Frequently Asked Questions
What are the 4 main types of speeches?
The four main types of speeches are: informative (sharing knowledge or explaining a topic), persuasive (changing beliefs or prompting action), demonstrative (showing how to do something step by step), and ceremonial or entertaining (speeches for celebrations, toasts, eulogies). Most speeches blend elements of more than one type, but identifying the primary purpose helps you structure and deliver appropriately.
What is the difference between an informative and a persuasive speech?

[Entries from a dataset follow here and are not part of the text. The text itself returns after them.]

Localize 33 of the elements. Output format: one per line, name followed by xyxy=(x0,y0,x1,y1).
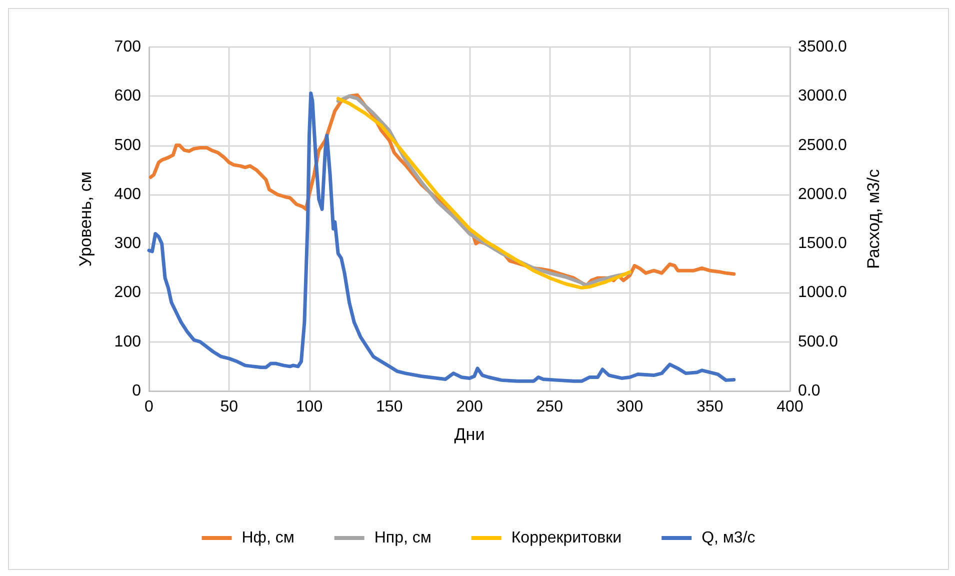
y2-tick-label: 0.0 xyxy=(798,382,820,400)
x-tick-label: 50 xyxy=(220,398,238,416)
y-tick-label: 300 xyxy=(114,235,142,252)
x-tick-label: 150 xyxy=(376,398,403,416)
y2-tick-label: 3000.0 xyxy=(798,88,848,105)
legend-label: Q, м3/с xyxy=(702,530,756,546)
y2-tick-label: 500.0 xyxy=(798,333,838,350)
x-tick-label: 300 xyxy=(616,398,644,416)
y2-tick-label: 3500.0 xyxy=(798,38,848,56)
y2-tick-label: 1000.0 xyxy=(798,284,848,302)
x-axis-title: Дни xyxy=(454,425,485,444)
legend-label: Нпр, см xyxy=(374,530,432,546)
y-tick-label: 500 xyxy=(114,136,142,154)
y2-tick-label: 2000.0 xyxy=(798,186,848,203)
x-tick-label: 200 xyxy=(456,398,483,416)
y2-tick-label: 1500.0 xyxy=(798,235,848,252)
y-tick-label: 400 xyxy=(114,186,142,203)
x-tick-label: 350 xyxy=(696,398,724,416)
y-tick-label: 0 xyxy=(132,382,142,400)
line-series xyxy=(147,91,736,383)
x-tick-label: 0 xyxy=(144,398,154,416)
x-tick-label: 400 xyxy=(776,398,804,416)
y2-tick-label: 2500.0 xyxy=(798,136,848,154)
y-axis-title: Уровень, см xyxy=(76,171,95,267)
y-tick-label: 200 xyxy=(114,284,142,302)
y-tick-label: 700 xyxy=(114,38,142,56)
y-tick-label: 100 xyxy=(114,333,142,350)
y2-axis-title: Расход, м3/с xyxy=(864,168,883,269)
legend-label: Коррекритовки xyxy=(511,530,622,546)
legend-label: Нф, см xyxy=(242,530,294,546)
x-tick-label: 100 xyxy=(296,398,323,416)
y-tick-label: 600 xyxy=(114,88,142,105)
x-tick-label: 250 xyxy=(536,398,564,416)
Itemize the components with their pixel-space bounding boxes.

An informative speech transfers knowledge — the audience learns something new. A persuasive speech aims to change how the audience thinks, feels, or behaves. The practical difference: informative speeches present balanced information and let the audience draw conclusions; persuasive speeches present one-sided arguments supported by evidence and explicitly ask the audience to take a position or action. The tone and structure differ significantly between the two.
What type of speech is a wedding toast?
A wedding toast is a ceremonial or special-occasion speech — it celebrates an event or person, expresses goodwill, and proposes a drink. It combines elements of entertaining speech (personal stories, light humour) and epideictic rhetoric (praising the couple). Wedding toasts typically run 2–5 minutes and follow a loose structure: relationship to the couple, a story or observation, a sincere wish, and the toast itself.

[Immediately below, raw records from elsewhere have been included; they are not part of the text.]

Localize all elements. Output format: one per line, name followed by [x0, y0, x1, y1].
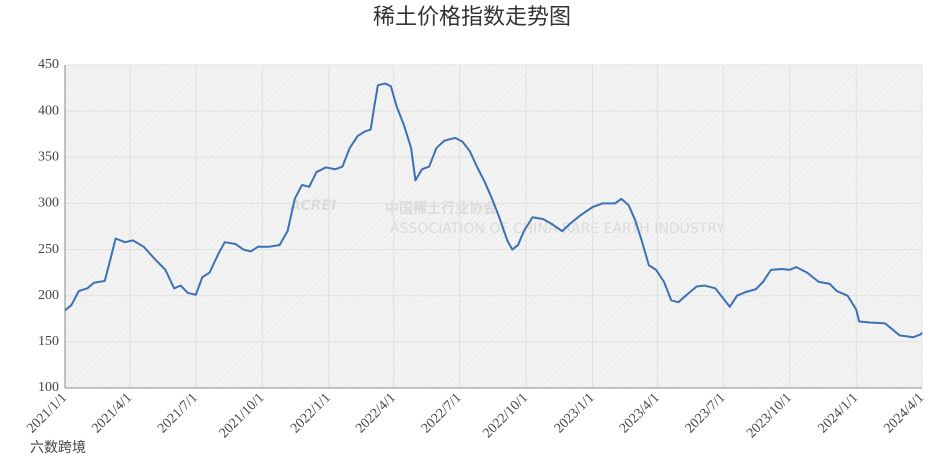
x-tick-label: 2021/1/1: [24, 390, 70, 436]
y-tick-label: 200: [38, 288, 59, 303]
x-tick-label: 2023/4/1: [617, 390, 663, 436]
chart-title: 稀土价格指数走势图: [373, 5, 571, 30]
x-tick-label: 2023/7/1: [683, 390, 729, 436]
x-tick-label: 2022/4/1: [353, 390, 399, 436]
x-tick-label: 2024/1/1: [816, 390, 862, 436]
y-tick-label: 250: [38, 242, 59, 257]
x-tick-label: 2024/4/1: [881, 390, 927, 436]
y-tick-label: 100: [38, 380, 59, 395]
y-tick-label: 400: [38, 103, 59, 118]
x-tick-label: 2022/10/1: [480, 390, 531, 441]
watermark-logo: ACREI: [289, 198, 336, 214]
y-tick-label: 150: [38, 334, 59, 349]
x-tick-label: 2023/10/1: [744, 390, 795, 441]
y-tick-label: 300: [38, 196, 59, 211]
y-tick-label: 450: [38, 57, 59, 72]
x-tick-label: 2023/1/1: [552, 390, 598, 436]
watermark-name: 中国稀土行业协会: [385, 200, 498, 217]
x-tick-label: 2021/4/1: [89, 390, 135, 436]
plot-area: [65, 65, 922, 388]
data-line: [64, 82, 923, 339]
x-tick-label: 2022/7/1: [419, 390, 465, 436]
y-tick-label: 350: [38, 150, 59, 165]
corner-watermark: 六数跨境: [30, 440, 86, 456]
x-tick-label: 2022/1/1: [288, 390, 334, 436]
x-tick-label: 2021/10/1: [217, 390, 268, 441]
x-tick-label: 2021/7/1: [155, 390, 201, 436]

How long should different types of speeches be?
Length depends on purpose and occasion. Informative speeches: 5–20 minutes for academic or professional settings. Persuasive speeches: 10–30 minutes for formal contexts. Demonstrative speeches: as long as the demonstration requires, typically 5–15 minutes. Ceremonial speeches (toasts, eulogies): 2–5 minutes is standard — brevity is valued when emotion is high. For any speech, saying what you need to say in less time than the allotted maximum is almost always better.
What makes a good speech regardless of type?
Three qualities appear in effective speeches across all types: a clear central purpose the audience can identify within the first 30 seconds, concrete examples rather than abstract claims, and confident delivery that maintains eye contact. Specific structural requirements vary by speech type — persuasive speeches need evidence and a call to action, demonstrative speeches need clear step labelling — but these three qualities underpin all of them.
Can I use a teleprompter for a speech?
Yes — teleprompters are used for all types of speeches in professional contexts, from political addresses to corporate presentations. For live speeches, a teleprompter keeps you on script and on time without the eye-contact problems of looking down at notes. For recorded or streamed speeches, a teleprompter app on the same device as the camera lets you maintain direct eye contact with the lens throughout. The key is practising enough with the script that the delivery sounds natural.